Caleb Anthony is brought into the world with one mother who loves him. There’s no guarantee that he will get to keep her.

Louisiana is home for the first five years of his life. Rachel works double shifts as a waitress at a Joe’s Crab Shack and a maid at a touristy hotel in downtown New Orleans. Caleb learns the sound of Louis Armstrong drifting through the night and the taste of a spicy gumbo on his tongue. His voice lilts in a Louisiana accent, dulled by his mother’s New Jersey cadence but there all the same.

On nights when his mom wasn’t working, she would read him a book and run her fingers through his too-long hair. “You need a haircut,” she teased. He just smiled and shook his head no, laughing when she tickled him hard until he was gasping for breath. She kissed his head and sang him into sleep.

On nights when his mom was working, Mrs. Owens from next door would come over and give him a cup of hot cocoa in his favorite mug. It was white with a picture of the Batman logo, cracked all along one side. “It’s a miracle this old thing doesn’t leak,” Mrs. Owens said with a shake of her head. She tucked him into bed and stayed in the kitchen until his mom got home. He sat in bed, watching the light pour in from underneath his door, until he could hear his mom’s voice.

They were dirt poor, of course. Christmases and birthdays were small little things. He got a basketball once, ate a chocolate cake that his mom made and played with the two girls down the hall. Louisiana was good to him, mostly.

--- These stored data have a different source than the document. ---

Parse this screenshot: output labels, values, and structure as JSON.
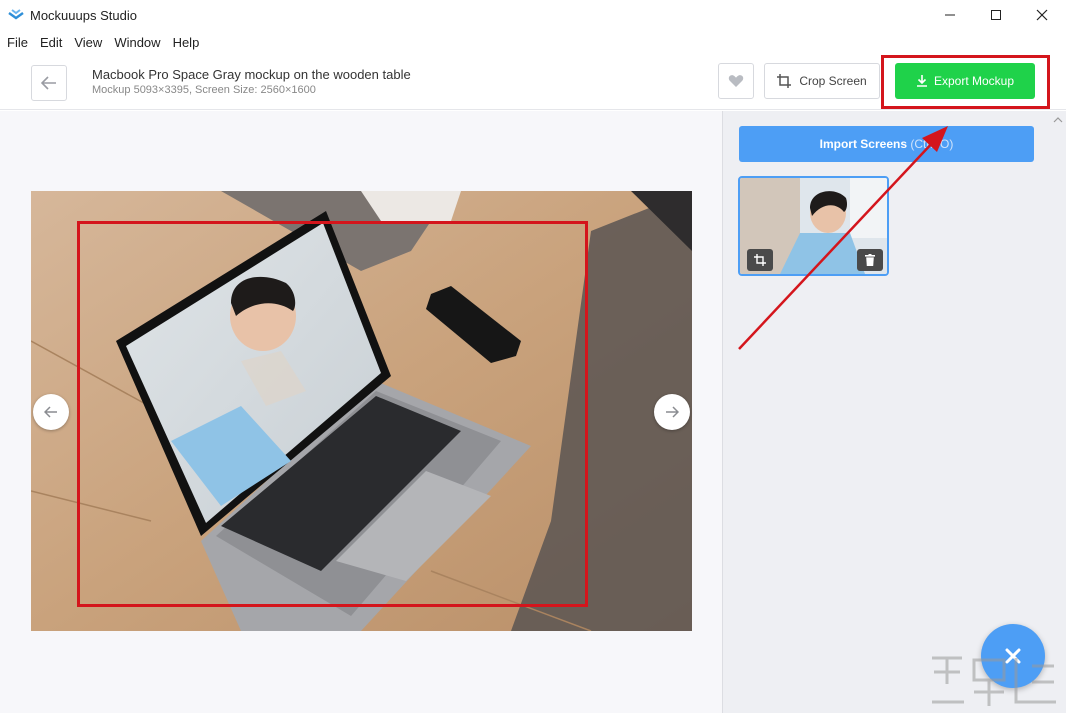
{
  "window": {
    "title": "Mockuuups Studio",
    "logo_icon": "mockuuups-logo-icon",
    "controls": [
      "minimize-icon",
      "maximize-icon",
      "close-icon"
    ]
  },
  "menu": [
    "File",
    "Edit",
    "View",
    "Window",
    "Help"
  ],
  "header": {
    "mockup_title": "Macbook Pro Space Gray mockup on the wooden table",
    "mockup_meta": "Mockup 5093×3395, Screen Size: 2560×1600",
    "crop_label": "Crop Screen",
    "export_label": "Export Mockup"
  },
  "sidebar": {
    "import_label": "Import Screens",
    "import_shortcut": "(Ctrl+O)"
  },
  "colors": {
    "export_green": "#1fd24a",
    "accent_blue": "#4d9ef5",
    "annotation_red": "#d4151c"
  }
}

Rachel’s crossing the street, hand digging around in her purse for her tube of lipstick on her way home from a night shift, when she gets hit by a drunk driver. The light was flashing walk, so she did. The car wasn’t so much a car as a machine - a massive, black pickup truck that gleamed under the streetlights. The driver’s name was Toby, alcoholic for 10 years, married with kids and the like. Convicted of manslaughter and rotting in prison, Caleb hopes.

Mrs. Owens makes him another cup of cocoa, and cries into her hands. Cousins in New Jersey, the social worker said. He’s five years old and not sure about where his mom is.

“What if I take him in?” Mrs. Owens whispered to the tired young social worker. She kept wringing her hands and patting Caleb's head.

“I’m sorry,” she said. He can never remember the worker's name. “But the kin claim they want him, and they get priority.”

Mrs. Owens sighed into the air and wringed her hands again. He left the next morning, and his mug gets smashed on the flight to New Jersey.

He never sees her again - hardly even remembers her now. Shame.

New Jersey was a whole mess of people - cousins who pinched his cheeks and prodded his sides, held his face to talk about how much he looked like poor, sweet Rachel.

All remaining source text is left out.